Ступин отложил банку, вытер щетину ладонью.
– Ты что, командир, серьезно?
Серьезней не бывает. Герасимов считал по карте – километра три по «зеленке», через рисовые поля, кишлаки и реку. Если бегом – то полчаса максимум. Снимать роту с позиций и оголять левый блок ему никто не позволит, да и не проберется рота к котловану незаметно, обязательно наткнется на засаду. А в одиночку он проскочит, как мышь, как тень от птицы – никто не заметит, а заметит – не поймет.
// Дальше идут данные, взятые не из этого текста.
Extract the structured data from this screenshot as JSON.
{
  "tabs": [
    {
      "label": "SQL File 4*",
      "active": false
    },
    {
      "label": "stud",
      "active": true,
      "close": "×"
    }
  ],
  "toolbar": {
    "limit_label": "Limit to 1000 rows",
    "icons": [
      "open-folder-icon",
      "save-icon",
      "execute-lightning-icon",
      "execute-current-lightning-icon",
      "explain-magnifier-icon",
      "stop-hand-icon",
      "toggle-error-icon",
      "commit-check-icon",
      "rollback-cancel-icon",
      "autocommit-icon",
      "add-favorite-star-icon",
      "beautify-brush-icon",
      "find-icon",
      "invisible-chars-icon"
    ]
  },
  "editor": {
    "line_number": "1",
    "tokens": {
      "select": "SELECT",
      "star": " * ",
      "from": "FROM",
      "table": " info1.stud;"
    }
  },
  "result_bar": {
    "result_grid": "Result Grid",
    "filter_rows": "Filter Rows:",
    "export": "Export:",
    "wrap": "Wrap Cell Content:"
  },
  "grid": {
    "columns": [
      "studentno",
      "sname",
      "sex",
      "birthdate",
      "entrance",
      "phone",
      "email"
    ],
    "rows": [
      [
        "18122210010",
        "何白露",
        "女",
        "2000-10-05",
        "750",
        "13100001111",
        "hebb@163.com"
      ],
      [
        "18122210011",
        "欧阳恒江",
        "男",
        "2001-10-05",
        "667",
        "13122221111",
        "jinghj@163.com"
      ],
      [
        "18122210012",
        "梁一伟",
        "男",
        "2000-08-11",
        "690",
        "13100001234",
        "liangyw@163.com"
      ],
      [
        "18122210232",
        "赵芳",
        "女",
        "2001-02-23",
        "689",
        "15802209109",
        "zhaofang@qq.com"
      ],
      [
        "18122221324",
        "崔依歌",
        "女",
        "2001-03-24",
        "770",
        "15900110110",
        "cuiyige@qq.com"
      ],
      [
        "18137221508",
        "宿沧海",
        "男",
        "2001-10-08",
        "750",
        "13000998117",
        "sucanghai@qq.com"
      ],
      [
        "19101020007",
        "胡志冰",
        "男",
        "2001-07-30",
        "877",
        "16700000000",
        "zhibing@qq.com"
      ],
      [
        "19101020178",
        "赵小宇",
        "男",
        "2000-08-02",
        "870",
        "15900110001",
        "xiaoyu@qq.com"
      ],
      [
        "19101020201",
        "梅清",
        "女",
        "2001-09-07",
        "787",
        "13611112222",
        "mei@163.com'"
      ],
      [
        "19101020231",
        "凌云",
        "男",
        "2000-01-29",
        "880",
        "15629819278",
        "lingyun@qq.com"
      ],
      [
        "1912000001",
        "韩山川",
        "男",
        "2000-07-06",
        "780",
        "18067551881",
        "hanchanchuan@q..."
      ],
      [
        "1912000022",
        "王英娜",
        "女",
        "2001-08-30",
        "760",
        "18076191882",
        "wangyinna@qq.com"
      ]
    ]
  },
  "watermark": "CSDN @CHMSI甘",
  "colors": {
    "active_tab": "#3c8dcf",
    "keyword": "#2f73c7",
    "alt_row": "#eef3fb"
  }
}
В «зеленку» он спускался большим прыжками, поднимая пыль и расставляя руки, как крылья. Успеть бы до темноты! Темнота его убьет, она выведет его на мины, на растяжки, на прицельные планки обезумевших бойцов, уцелевших после жуткой бойни… Как тяжело бежать по чужой земле! Кроссовки увязают в раскисшем поле, чавкают, оставляют глубокие следы, которые тотчас заполняются водой. Вдоль поля стоит ряд тонких и высоких, как перья, тополей. За ними глиняные стены, плоские крыши, блеянье овец… Повеяло запахом жилья. Но это декорации. Все искусственное, ненастоящее, обманное…. Арык. Кто-то перекинул через него мостик: два бревна с поперечинами из лозы. Здесь живут люди. Для них это поле с тропинками, арык, тополя и дувалы – среда обитания, место познания мира. Другого нет. Все знакомо и привычно, все изучено с самого младенчества, всем этим пейзажем насквозь пропитана память: вот здесь еще совсем малышом ковырялся заточенной палочкой в земле, здесь купался, тут дрался с соседским Хамидкой, а за этим кустом подросток Ибодулло дрючил ослицу; вот там, правее, когда-то пахал и сеял отец Мохаммад, потом ту землю забрали, и теперь он пашет ближе к горам, где земля сухая и урожай бедный; а вот под тем деревом в полуденный зной любит дремать старый пастух Тешабой; а вот в том сарае когда-то ночевали овцы Мамеда, да за долги сарай пришлось отдать… Вот такая эта земля. Для афганцев нет места роднее, а для Герасимова – нет более чужого. Каждый предмет, каждое пятно на этой обширной картине отталкивали его, как от однополярного магнита. Секут по кроссовкам подрастающие колоски пшеницы, но эти колоски ненастоящие, они дурные, опасные, они сделаны из зеленой проволоки с медным сердечником, и по этой меди струится ток высокого напряжения. Шлепают кроссовки по лужам, но вода в них ядовитая, да и не вода это вовсе, если ее потрогать, она сухая. И деревья ненастоящие, листья у них пластиковые. И овцы – всего лишь прикрытие. И в домах стоят бутафорные «буржуйки», сундуки, нары. И фальшиво скрипят двери, подозрительно туго вращаются колеса телег, в колодце неправдоподобно грохочет помятое ведро. И вся эта бутафория в одно мгновение превращается в оружие, и оно начинает стрелять, взрываться, гореть, душить, резать, колоть… Подальше держаться от глазастых и немых дувалов, подальше от дехкан, горбящихся в поле, подальше от запаха жилья. Все обман, все маскировка…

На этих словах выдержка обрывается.